Al’s French Fries as noted on their website, is a local institution. One of the first times going to Al’s French Fries, I remember my grade school classmates on a field trip choosing McDonald’s over “Al’s”. I was surprised; this is one of my earlier memories of seeking out better food.
Their fries are perfect hand-cut real potatoes, fried fresh in front of you, not over salted, crispy on the outside and mushy on the inside. Vinegar is on the all of the tables for the fries; Al’s is where I first learned of this french fry condiment. I got my food to go, in colder weather Al’s will also give you a box to put over your food. I look their take out box / tray. It soaks up the grease and prevents errant fries from escaping, also condiments can be mounded directly on the cardboard.
Other that the awesome fries, the double cheese burger was nice, tasting more “real” than a chain fast food alternative.
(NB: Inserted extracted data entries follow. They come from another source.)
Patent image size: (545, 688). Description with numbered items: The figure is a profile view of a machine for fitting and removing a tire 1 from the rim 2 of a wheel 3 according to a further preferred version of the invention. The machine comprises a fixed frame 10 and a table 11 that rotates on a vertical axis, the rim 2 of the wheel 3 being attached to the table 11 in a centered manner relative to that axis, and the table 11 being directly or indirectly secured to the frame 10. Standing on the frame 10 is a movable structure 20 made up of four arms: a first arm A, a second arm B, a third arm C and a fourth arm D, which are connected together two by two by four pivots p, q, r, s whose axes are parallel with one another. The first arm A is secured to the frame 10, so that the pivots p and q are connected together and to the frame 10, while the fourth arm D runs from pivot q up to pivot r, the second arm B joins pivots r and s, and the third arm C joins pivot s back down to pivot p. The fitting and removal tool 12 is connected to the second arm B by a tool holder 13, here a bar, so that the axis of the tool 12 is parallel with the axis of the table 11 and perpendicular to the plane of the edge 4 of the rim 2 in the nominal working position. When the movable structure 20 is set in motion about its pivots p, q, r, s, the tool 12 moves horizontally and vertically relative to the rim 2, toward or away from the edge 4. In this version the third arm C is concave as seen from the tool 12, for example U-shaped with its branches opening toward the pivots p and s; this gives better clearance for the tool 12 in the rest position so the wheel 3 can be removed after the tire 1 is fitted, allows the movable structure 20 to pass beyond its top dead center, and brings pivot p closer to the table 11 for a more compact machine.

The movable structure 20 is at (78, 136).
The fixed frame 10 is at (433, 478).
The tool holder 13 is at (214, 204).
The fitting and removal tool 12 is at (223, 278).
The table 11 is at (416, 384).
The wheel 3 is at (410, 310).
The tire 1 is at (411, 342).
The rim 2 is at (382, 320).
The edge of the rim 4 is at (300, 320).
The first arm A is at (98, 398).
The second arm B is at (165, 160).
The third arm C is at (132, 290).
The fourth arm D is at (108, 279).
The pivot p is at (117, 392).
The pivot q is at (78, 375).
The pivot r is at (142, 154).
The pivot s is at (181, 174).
It’s fun watching the grill / fry cooks produce your order right in front of you. Finally the hotdog was good as well, I’m glad Al’s now stocks sour kraut, I’ll bet this was a McKenzie dog. Both the dog and burger buns are from the local Koffee Kup bakery on Riverside Ave in Burlington, the outside of the buns are toasted on the grill (dry) and produce a nice crisp bite when eaten.
The only french fries that touch Al’s are Beansie’s which is seasonal bus, parked near the Burlington Police station in the summer. I saw their bus about a month ago:
Al’s is a must, you may also be able to catch one of their french fry stands around various events in Vermont, if you can’t make the trip to Burlington.
The double cheese was $2.69, the hotdog $1.29 + .50 cents for kraut, and the pint of fries $1.95 (all pre-tax). I should have one gotten a cup of fries, I had to give the rest of my fries away to my appreciative co-worker.